Dannnye K. Holley, Dean and Professor of Law

Pending Research Projects

Pending research and writing projects include:

  1. Do System Biases Preclude Indigent Defendants From Reaping the Benefits of Pre-Trial Diversion Programs? – It is undisputed that racial disparity exists across the criminal justice system spectrum, from arrest, to charge, to disposition. This paper will review and detail available empirical research to explore whether racial neutral criteria for pretrial diversion programs add to the system disparity against minorities and will propose policy changes to alleviate such disparities. It is in the early stages of development. This is a potential policy paper designed to address a state legislative interim charge prior to the 2013 legislative session.

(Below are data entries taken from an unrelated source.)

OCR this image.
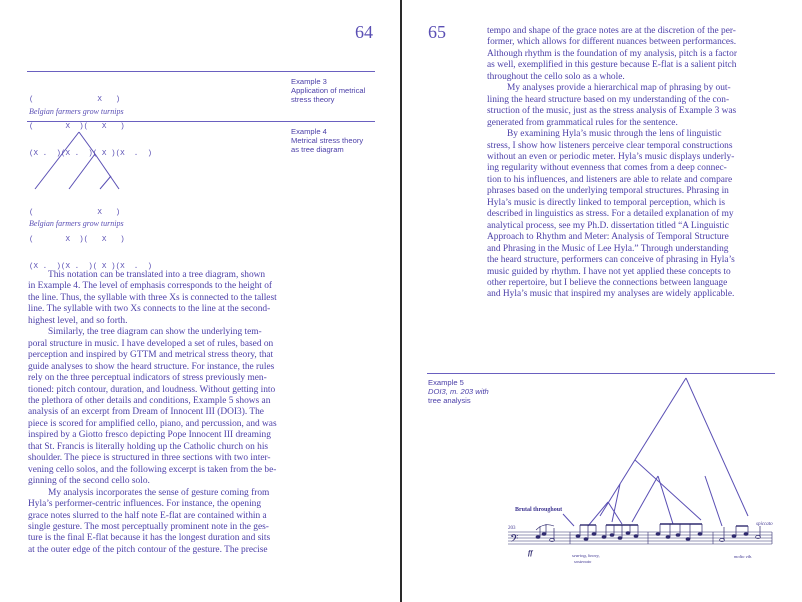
64

(              X   )

(       X  )(   X   )

(X .  )(X .  )( X )(X  .  )

Belgian farmers grow turnips
Example 3
Application of metrical
stress theory

(              X   )

(       X  )(   X   )

(X .  )(X .  )( X )(X  .  )

Belgian farmers grow turnips
Example 4
Metrical stress theory
as tree diagram
This notation can be translated into a tree diagram, shown
in Example 4. The level of emphasis corresponds to the height of
the line. Thus, the syllable with three Xs is connected to the tallest
line. The syllable with two Xs connects to the line at the second-
highest level, and so forth.
Similarly, the tree diagram can show the underlying tem-
poral structure in music. I have developed a set of rules, based on
perception and inspired by GTTM and metrical stress theory, that
guide analyses to show the heard structure. For instance, the rules
rely on the three perceptual indicators of stress previously men-
tioned: pitch contour, duration, and loudness. Without getting into
the plethora of other details and conditions, Example 5 shows an
analysis of an excerpt from Dream of Innocent III (DOI3). The
piece is scored for amplified cello, piano, and percussion, and was
inspired by a Giotto fresco depicting Pope Innocent III dreaming
that St. Francis is literally holding up the Catholic church on his
shoulder. The piece is structured in three sections with two inter-
vening cello solos, and the following excerpt is taken from the be-
ginning of the second cello solo.
My analysis incorporates the sense of gesture coming from
Hyla’s performer-centric influences. For instance, the opening
grace notes slurred to the half note E-flat are contained within a
single gesture. The most perceptually prominent note in the ges-
ture is the final E-flat because it has the longest duration and sits
at the outer edge of the pitch contour of the gesture. The precise
65	tempo and shape of the grace notes are at the discretion of the per-
former, which allows for different nuances between performances.
Although rhythm is the foundation of my analysis, pitch is a factor
as well, exemplified in this gesture because E-flat is a salient pitch
throughout the cello solo as a whole.
My analyses provide a hierarchical map of phrasing by out-
lining the heard structure based on my understanding of the con-
struction of the music, just as the stress analysis of Example 3 was
generated from grammatical rules for the sentence.
By examining Hyla’s music through the lens of linguistic
stress, I show how listeners perceive clear temporal constructions
without an even or periodic meter. Hyla’s music displays underly-
ing regularity without evenness that comes from a deep connec-
tion to his influences, and listeners are able to relate and compare
phrases based on the underlying temporal structures. Phrasing in
Hyla’s music is directly linked to temporal perception, which is
described in linguistics as stress. For a detailed explanation of my
analytical process, see my Ph.D. dissertation titled “A Linguistic
Approach to Rhythm and Meter: Analysis of Temporal Structure
and Phrasing in the Music of Lee Hyla.” Through understanding
the heard structure, performers can conceive of phrasing in Hyla’s
music guided by rhythm. I have not yet applied these concepts to
other repertoire, but I believe the connections between language
and Hyla’s music that inspired my analyses are widely applicable.
Example 5
DOI3, m. 203 with
tree analysis
Brutal throughout
203
spiccato
𝄢
ff	searing, heavy,
sostenuto
molto vib.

  2. Reducing Teen Dating Violence in the Urban Community (no working title at this time): Due to the gravity of this issue, state legislatures have seen a need to address this issue. Many states, including Texas, have added or improved on provisions specifically addressing dating abuse among teens. The CDC has designated teen dating violence as a disease finding that evidence suggests that dating violence is a significant problem in economically disadvantaged urban communities, where accumulation of risk factors for violence exists due to environmental factors. This paper identifies recent studies on this issue and its impact in the African American community and especially in the urban community. The paper examines recent legislative bills and policy proposals to determine their potential effectiveness. Finally, it makes recommendations for reducing the incidents of teen dating violence among urban adolescents by using a holistic approach to environment factors and providing targeted education specifically to the urban teen population.

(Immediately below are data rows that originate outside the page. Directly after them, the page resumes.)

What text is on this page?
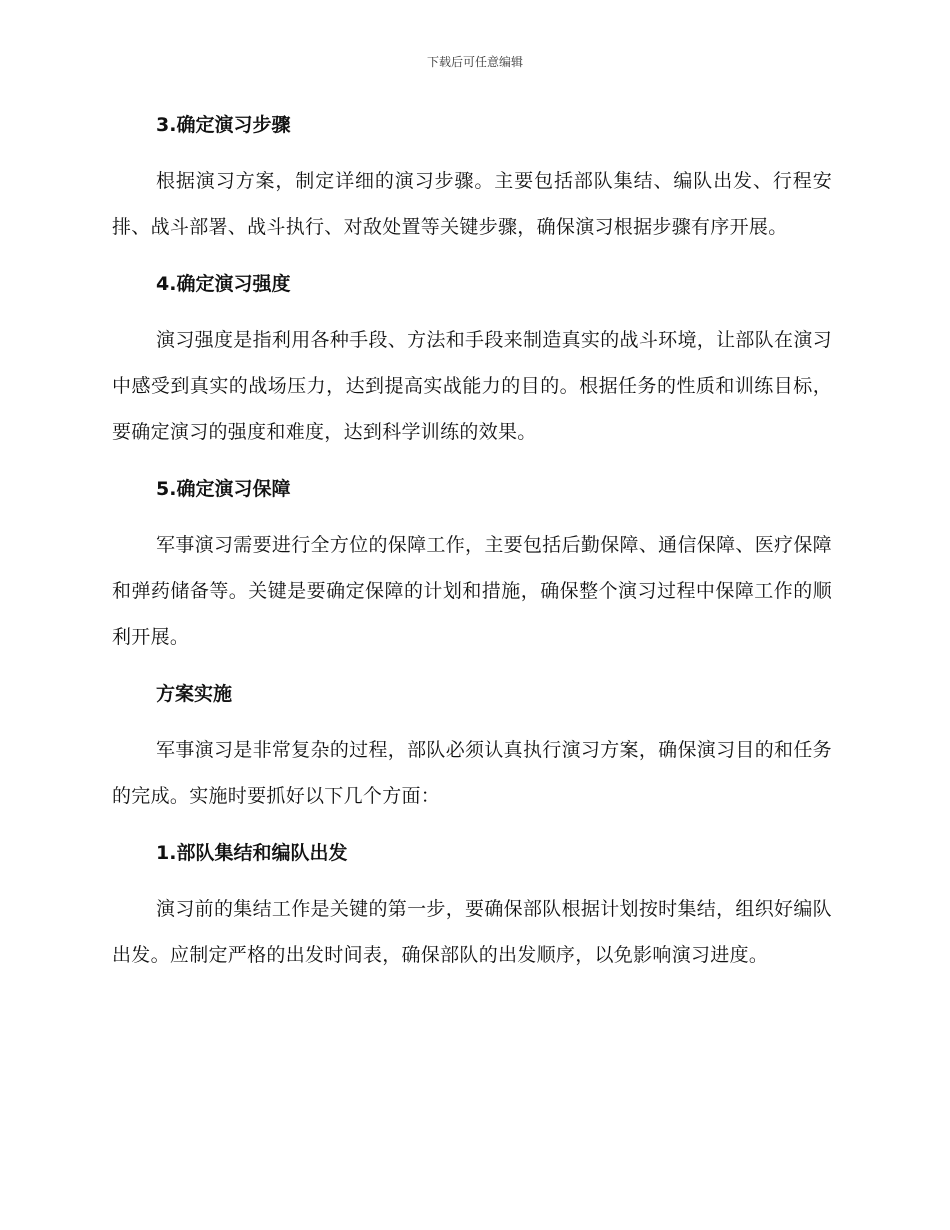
下载后可任意编辑
3.确定演习步骤

根据演习方案，制定详细的演习步骤。主要包括部队集结、编队出发、行程安排、战斗部署、战斗执行、对敌处置等关键步骤，确保演习根据步骤有序开展。

4.确定演习强度

演习强度是指利用各种手段、方法和手段来制造真实的战斗环境，让部队在演习中感受到真实的战场压力，达到提高实战能力的目的。根据任务的性质和训练目标，要确定演习的强度和难度，达到科学训练的效果。

5.确定演习保障

军事演习需要进行全方位的保障工作，主要包括后勤保障、通信保障、医疗保障和弹药储备等。关键是要确定保障的计划和措施，确保整个演习过程中保障工作的顺利开展。

方案实施

军事演习是非常复杂的过程，部队必须认真执行演习方案，确保演习目的和任务的完成。实施时要抓好以下几个方面：

1.部队集结和编队出发

演习前的集结工作是关键的第一步，要确保部队根据计划按时集结，组织好编队出发。应制定严格的出发时间表，确保部队的出发顺序，以免影响演习进度。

  3. Black Males in Prison v. Black Males Enrollment in Higher Education: Texas Statistics: This project address the issues raised by these statistics; comparing the number of black males in 20 of the largest prisons in Texas with that of 20 public and private universities with the largest African American male populations in Texas. The paper will be used to analyze the difference in expenditures on prison versus college for black males and a complete cost-benefit analysis will be drawn from the findings. The paper should demonstrate that a redirection of focus in streamlining black males into post high school education rather than prisons would provide substantial reductions in costs associated with the criminal justice system, and provide substantial societal benefits for the community at large and particularly for African Americans.

  4. The Wrongfully Convicted: Where Are They Now?: This project evaluates the cost to the individual who has been wrongfully. Exonerees are interviewed to ascertain the specifics of their wrongful convictions, the number of years incarcerated, and their life before incarceration and after incarceration. Specifically, we want to ideally detail the impact on their family life, their social economic status, and societal stigma. To date 48 DNA exonerations have occurred in Texas which leads the nation in wrongful convictions. The average number of years incarcerated is 13.5. The purpose of the paper will be to “put a face” on these individuals and to disseminate this information to legislators during the 2013 legislative session to persuade legislators that a more comprehensive approach to addressing issues related to wrongful convictions is imperative.

  5. The Impact Of Homelessness in The African-American Community: A Call For Additional Homeless Courts in Houston, Texas: Houston possesses the third highest homeless population in the nation. An estimated 15,000 homeless individuals live in shelters, abandoned buildings, in encampments, and on the streets. In 2010, the Houston Homeless Coalition reported that African Americans/Blacks account for 62% of the homeless population while only comprising 16% of the city population. Houston has dealt with the homeless population by criminalizing such things as failure to provide identification, vagrancy, theft of services for failure to pay bus fare, traffic, or sleeping in a public park. Houston has a homeless court established in 2005. Participants who appear in Homeless Court with serious misdemeanor cases submit proof of completion in significant program activities and have their criminal record cleared so that they have access to employment and housing opportunities. This paper briefly reviews the criminalization of the homeless and advocates expanding the homeless court as one means of reducing the number of homeless individuals who identify as African American.

  6. Human Sex Trafficking: Although the majority of labor trafficking victims are undocumented or qualified aliens, the majority of sex trafficking victims in the U.S. are U.S. citizens. According to the U. S. Justice Department, in 2011, “of confirmed sex trafficking victims whose race was known, 26 percent were white and 40 percent were black”, typically young females. Texas is a hotspot for domestic human trafficking due to large urban populations of runaway and “throwaway” youth. On average, both Houston and Dallas have about 6,000 runaways each annually. According to National Incidence Studies of Missing, Abducted, Runaway, and Throwaway Children, an estimated one out of every three children that run away is lured into sex trafficking within 48 hours of leaving home and the average age of entry into sex trafficking is between 12 and 13 years old.